1. Send a payment while the monitor persister returns InProgress
2. The HTLC enters LocalAnnounced state; the monitor update is dispatched but not yet persisted
3. Force-close the channel
4. The closure reports "0 HTLCs to fail" and no PaymentFailed event is generated
5. Completing the pending monitor update afterwards still does not resolve the payment
6. The payment remains in Pending state indefinitely

#[test]
fn test_force_close_with_in_progress_monitor_update_drops_htlc() {
	// When a channel is force-closed while a monitor update is InProgress, any HTLC in
	// LocalAnnounced state (committed to the channel but monitor update not yet persisted) may
	// not be included in the ChannelMonitor.
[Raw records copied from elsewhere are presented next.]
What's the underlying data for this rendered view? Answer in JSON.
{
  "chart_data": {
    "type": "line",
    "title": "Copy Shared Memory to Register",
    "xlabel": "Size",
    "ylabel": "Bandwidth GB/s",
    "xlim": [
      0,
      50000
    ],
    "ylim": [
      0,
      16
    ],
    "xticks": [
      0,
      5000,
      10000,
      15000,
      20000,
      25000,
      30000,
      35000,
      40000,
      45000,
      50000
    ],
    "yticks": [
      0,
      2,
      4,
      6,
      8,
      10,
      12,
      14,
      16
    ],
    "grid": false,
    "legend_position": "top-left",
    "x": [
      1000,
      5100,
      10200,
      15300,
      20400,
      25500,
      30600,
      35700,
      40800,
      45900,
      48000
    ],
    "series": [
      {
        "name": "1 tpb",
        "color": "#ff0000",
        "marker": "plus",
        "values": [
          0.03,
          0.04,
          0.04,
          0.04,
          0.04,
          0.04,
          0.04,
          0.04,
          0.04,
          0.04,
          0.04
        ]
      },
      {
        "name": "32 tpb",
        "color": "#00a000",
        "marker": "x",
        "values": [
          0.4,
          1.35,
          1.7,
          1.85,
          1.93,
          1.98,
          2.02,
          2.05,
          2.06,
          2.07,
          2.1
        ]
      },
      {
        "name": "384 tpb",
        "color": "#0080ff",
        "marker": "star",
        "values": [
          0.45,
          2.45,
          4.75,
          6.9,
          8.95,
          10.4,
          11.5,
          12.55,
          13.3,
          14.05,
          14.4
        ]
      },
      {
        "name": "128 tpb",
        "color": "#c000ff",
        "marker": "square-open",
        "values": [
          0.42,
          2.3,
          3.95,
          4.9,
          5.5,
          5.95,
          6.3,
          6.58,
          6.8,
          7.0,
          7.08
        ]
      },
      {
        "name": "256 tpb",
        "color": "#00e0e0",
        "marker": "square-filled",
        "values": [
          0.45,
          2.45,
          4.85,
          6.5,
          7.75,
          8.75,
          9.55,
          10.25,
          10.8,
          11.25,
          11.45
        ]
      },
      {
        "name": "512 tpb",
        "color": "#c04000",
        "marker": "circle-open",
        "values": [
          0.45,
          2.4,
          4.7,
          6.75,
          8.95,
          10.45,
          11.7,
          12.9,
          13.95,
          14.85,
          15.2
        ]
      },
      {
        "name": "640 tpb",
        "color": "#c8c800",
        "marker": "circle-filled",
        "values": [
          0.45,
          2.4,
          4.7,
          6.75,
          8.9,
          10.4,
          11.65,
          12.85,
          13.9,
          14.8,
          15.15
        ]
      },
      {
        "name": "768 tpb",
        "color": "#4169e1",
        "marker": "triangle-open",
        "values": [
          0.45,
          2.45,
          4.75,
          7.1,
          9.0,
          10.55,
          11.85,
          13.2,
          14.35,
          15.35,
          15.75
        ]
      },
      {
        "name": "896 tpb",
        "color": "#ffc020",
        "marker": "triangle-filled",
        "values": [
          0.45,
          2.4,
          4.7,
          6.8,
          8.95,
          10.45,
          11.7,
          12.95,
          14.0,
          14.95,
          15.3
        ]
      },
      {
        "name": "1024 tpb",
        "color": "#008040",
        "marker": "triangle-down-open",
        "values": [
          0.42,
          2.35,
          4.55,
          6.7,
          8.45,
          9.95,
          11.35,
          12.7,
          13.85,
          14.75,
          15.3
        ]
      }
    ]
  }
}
Verify that the payment is properly failed back
	// via a PaymentFailed event rather than being silently dropped.
	let chanmon_cfgs = create_chanmon_cfgs(2);
	let node_cfgs = create_node_cfgs(2, &chanmon_cfgs);
	let node_chanmgrs = create_node_chanmgrs(2, &node_cfgs, &[None, None]);
	let mut nodes = create_network(2, &node_cfgs, &node_chanmgrs);

	let node_a_id = nodes[0].node.get_our_node_id();
	let node_b_id = nodes[1].node.get_our_node_id();

	let channel_id = create_announced_chan_between_nodes(&nodes, 0, 1).2;

	let (route, payment_hash, _, payment_secret) =
		get_route_and_payment_hash!(&nodes[0], nodes[1], 1_000_000);

	// Set node A's monitor persistence to InProgress so the HTLC monitor update won't complete.
	chanmon_cfgs[0].persister.set_update_ret(ChannelMonitorUpdateStatus::InProgress);

	let onion = RecipientOnionFields::secret_only(payment_secret);
	let payment_id = PaymentId(payment_hash.0);
	nodes[0].node.send_payment_with_route(route, payment_hash, onion, payment_id).unwrap();
	check_added_monitors(&nodes[0], 1);

	// The HTLC is now LocalAnnounced but the monitor update hasn't been persisted.
	// No messages should have been sent yet.
	assert!(nodes[0].node.get_and_clear_pending_msg_events().is_empty());

	// Force-close the channel while the monitor update is still InProgress.
	let message = "Channel force-closed".to_owned();
	let reason = ClosureReason::HolderForceClosed {
		broadcasted_latest_txn: Some(true),
		message: message.clone(),
	};
	nodes[0].node.force_close_broadcasting_latest_txn(&channel_id, &node_b_id, message).unwrap();
	check_added_monitors(&nodes[0], 1);
	check_closed_broadcast!(nodes[0], true);
	check_closed_event(&nodes[0], 1, reason, &[node_b_id], 100000);

	// The payment should be failed back since the channel is now closed and the HTLC was never
	// committed to the counterparty.
	let events = nodes[0].node.get_and_clear_pending_events();
	let found_failed = events.iter().any(
		|ev| matches!(ev, Event::PaymentFailed { payment_id: ev_id, .. } if *ev_id == payment_id),
	);

	if !found_failed {
		// Even completing the pending monitor update does not resolve the payment: the
		// ChannelMonitor learns about the HTLC but the on-chain commitment tx does not
		// include it, so no failure event is generated.
		chanmon_cfgs[0].persister.set_update_ret(ChannelMonitorUpdateStatus::Completed);
		let (latest_update, _) = nodes[0].chain_monitor.get_latest_mon_update_id(channel_id);
		nodes[0]
			.chain_monitor
			.chain_monitor
			.force_channel_monitor_updated(channel_id, latest_update);

		let events_after = nodes[0].node.get_and_clear_pending_events();
		let found_after = events_after.iter().any(
			|ev| matches!(ev, Event::PaymentFailed { payment_id: ev_id, .. } if *ev_id == payment_id),
		);
		assert!(
			found_after,
			"Expected PaymentFailed event for the stuck payment. \
			 Not found on force-close (events: {:?}), and not found after completing \
			 monitor update (events: {:?})",
			events, events_after
		);
	}
}

[Claude]

[wpaulino]

Looks like we just need to also consider the set of updates included in PeerState::in_flight_monitor_updates?